From Protools to Cubase

thank you Steve, Raino and Reasonantmind for your answers.

I know now that its not possible to get the exact same setup - I have sessions with 60 or more tracks (60 midi tracks and 60 audio tracks and fx tracks and more) so it would have been easier to see the midi track at the same place as where I mix them -

I am afraid if I use Steves solution 3 I will get a rack so big that I am afraid of lagging although I haven’t tried it yet.

One more thing I allready run my sessions as your suggestion 1 Steve thx , I now know that I am not all wrong :slight_smile:

I know that you do it that way, :stuck_out_tongue: because that’s the old-fashioned architecture Pro Tools and Digital Performer offer, which Cubase moved on from around 2010, (and kept the Rack for backwards compatibility.) Track Instruments were introduced in Cubase to simplify things, to nearly perfect success :wink:

Having one track per instrument means less brain work keeping track of channels and tracks.
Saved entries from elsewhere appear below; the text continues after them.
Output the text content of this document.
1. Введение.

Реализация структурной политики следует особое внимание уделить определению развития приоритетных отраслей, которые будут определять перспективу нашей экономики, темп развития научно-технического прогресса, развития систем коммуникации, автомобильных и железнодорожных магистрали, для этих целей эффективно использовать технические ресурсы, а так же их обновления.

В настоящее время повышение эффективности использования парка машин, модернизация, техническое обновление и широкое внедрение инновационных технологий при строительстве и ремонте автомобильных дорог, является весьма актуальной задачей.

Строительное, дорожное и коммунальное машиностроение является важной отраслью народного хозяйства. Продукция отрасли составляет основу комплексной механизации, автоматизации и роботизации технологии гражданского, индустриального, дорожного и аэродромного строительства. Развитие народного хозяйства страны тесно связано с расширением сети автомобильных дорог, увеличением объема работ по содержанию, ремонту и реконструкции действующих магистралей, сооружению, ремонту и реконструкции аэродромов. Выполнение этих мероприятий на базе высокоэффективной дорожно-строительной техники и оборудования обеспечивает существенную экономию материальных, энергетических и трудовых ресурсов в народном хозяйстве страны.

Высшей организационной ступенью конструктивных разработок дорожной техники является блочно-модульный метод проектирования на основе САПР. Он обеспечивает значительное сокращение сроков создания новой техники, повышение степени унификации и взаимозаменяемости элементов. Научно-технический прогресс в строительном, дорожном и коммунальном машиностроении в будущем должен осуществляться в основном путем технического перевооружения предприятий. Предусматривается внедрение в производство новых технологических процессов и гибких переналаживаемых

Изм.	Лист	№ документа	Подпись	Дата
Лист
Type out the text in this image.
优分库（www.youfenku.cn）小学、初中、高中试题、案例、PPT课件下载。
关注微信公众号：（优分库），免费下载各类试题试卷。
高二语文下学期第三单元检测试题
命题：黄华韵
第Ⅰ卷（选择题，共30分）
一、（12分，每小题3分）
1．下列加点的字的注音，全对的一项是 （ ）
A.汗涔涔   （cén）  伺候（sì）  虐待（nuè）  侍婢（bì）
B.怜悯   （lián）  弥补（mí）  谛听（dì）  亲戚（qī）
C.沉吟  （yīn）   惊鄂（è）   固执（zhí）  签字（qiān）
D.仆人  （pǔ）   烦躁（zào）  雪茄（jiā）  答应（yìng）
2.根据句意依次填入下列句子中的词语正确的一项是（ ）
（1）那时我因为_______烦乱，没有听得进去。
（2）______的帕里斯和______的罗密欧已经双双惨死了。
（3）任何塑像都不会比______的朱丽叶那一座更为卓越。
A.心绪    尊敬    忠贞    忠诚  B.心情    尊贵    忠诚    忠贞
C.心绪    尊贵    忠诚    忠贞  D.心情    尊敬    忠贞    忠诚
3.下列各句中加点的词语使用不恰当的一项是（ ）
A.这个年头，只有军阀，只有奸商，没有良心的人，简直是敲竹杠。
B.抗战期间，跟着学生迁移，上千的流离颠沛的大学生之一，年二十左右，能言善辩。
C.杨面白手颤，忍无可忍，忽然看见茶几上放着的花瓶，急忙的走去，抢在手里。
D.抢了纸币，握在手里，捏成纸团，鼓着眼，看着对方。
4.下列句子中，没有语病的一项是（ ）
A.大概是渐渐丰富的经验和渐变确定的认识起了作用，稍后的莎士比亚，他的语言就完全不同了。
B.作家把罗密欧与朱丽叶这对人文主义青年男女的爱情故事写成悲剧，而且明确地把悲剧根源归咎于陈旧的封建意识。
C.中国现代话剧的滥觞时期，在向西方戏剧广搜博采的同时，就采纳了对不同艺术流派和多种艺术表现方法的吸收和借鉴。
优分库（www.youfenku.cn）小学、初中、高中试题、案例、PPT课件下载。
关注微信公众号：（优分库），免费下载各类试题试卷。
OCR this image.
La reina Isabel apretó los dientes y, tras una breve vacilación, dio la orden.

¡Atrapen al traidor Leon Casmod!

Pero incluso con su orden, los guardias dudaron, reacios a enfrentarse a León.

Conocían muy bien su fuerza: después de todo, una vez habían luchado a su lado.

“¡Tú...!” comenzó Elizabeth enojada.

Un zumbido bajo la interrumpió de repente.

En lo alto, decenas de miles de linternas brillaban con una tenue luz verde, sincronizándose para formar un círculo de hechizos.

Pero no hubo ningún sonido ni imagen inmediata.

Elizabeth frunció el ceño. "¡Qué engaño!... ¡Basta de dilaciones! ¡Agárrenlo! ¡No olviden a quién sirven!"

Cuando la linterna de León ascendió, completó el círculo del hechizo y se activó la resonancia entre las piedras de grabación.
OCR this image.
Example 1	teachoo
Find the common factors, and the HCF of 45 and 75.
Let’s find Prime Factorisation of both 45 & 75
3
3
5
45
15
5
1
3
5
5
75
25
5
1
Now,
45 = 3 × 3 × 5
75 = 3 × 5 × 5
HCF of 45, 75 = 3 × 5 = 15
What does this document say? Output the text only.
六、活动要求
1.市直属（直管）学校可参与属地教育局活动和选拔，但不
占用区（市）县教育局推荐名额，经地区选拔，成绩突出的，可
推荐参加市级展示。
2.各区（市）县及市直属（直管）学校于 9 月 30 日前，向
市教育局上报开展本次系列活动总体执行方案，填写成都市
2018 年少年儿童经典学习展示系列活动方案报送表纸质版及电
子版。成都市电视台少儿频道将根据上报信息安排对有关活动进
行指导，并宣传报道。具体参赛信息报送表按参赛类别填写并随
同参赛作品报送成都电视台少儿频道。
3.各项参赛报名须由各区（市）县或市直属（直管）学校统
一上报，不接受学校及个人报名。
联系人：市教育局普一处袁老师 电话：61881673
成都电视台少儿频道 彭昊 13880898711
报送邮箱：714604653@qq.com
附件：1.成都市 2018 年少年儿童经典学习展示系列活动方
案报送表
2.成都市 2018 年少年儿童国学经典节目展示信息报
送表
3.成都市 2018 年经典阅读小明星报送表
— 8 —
One name, one track, one instrument, one audio channel, its own set of inserts, automation etc., etc, etc.

You also benefit from having every instrument in your score being able to use the Listen Bus, for example, to hear one instrument louder than the others for proofreading, or tweaking sound.

And you can still use Track Instrument track with a multitimbral plugin, like you do now, and have all the midi events on different channels in that single track, for example if you have channelized articulations, with a single audio output or multiple outputs that you can set up in Cubase, right on that track.

I think Klaus’ suggestion is still valid for the current way things are done with instrument tracks as you can see with my picture. Not saying to change that, just to place MIDI tracks within the audio output channels of a multi-channel plugin so that instead of 8 Audio outputs AND 8 midi tracks, creating 16 total tracks which takes up a lot of real-estate on screen, just combine the 8 audio outputs and 8 MIDI tracks together

This would actually also be useful and enhance workflow, because usually to get certain MIDI instruments sounding right like strings - it’s a combination of editing MIDI and audio automation. Would enhance workflow maybe.

Hey Klaus if you need any help sorting out some of the Cubase specific ways of doing things, I will gladly drop by your studio. It’s only a 2min from where I live.
Just PM me and we can work something out.
Mvh. Peter Kærsaa

Sorry, I suggest you get deeper into how things work in this aspect.

Steve - the next thing I will do is make a template with one instrument on each track thx.

ResonantMind - I still wish that Cubase development department would cosider look into this, however the cubase workflow and the fact that its not lagging in huge sessions is way more important than this.

I had a strange experience with a session, with a large track count, started lagging after I started mixing with a lot of UAD plugins - I removed the plugins and the lagging was gone - I put back on the plugins and still no lag - nice



ResonantMind - I still wish that Cubase development department would cosider look into this, however the cubase workflow and the fact that its not lagging in huge sessions is way more important than this.

The point is they did that exact thing, and Track Instruments is what they came up with.

So I tried making a full session (template with instrument tracks) and it seems to be working well thx to all of you - Peter thanks for your help on our session the other day.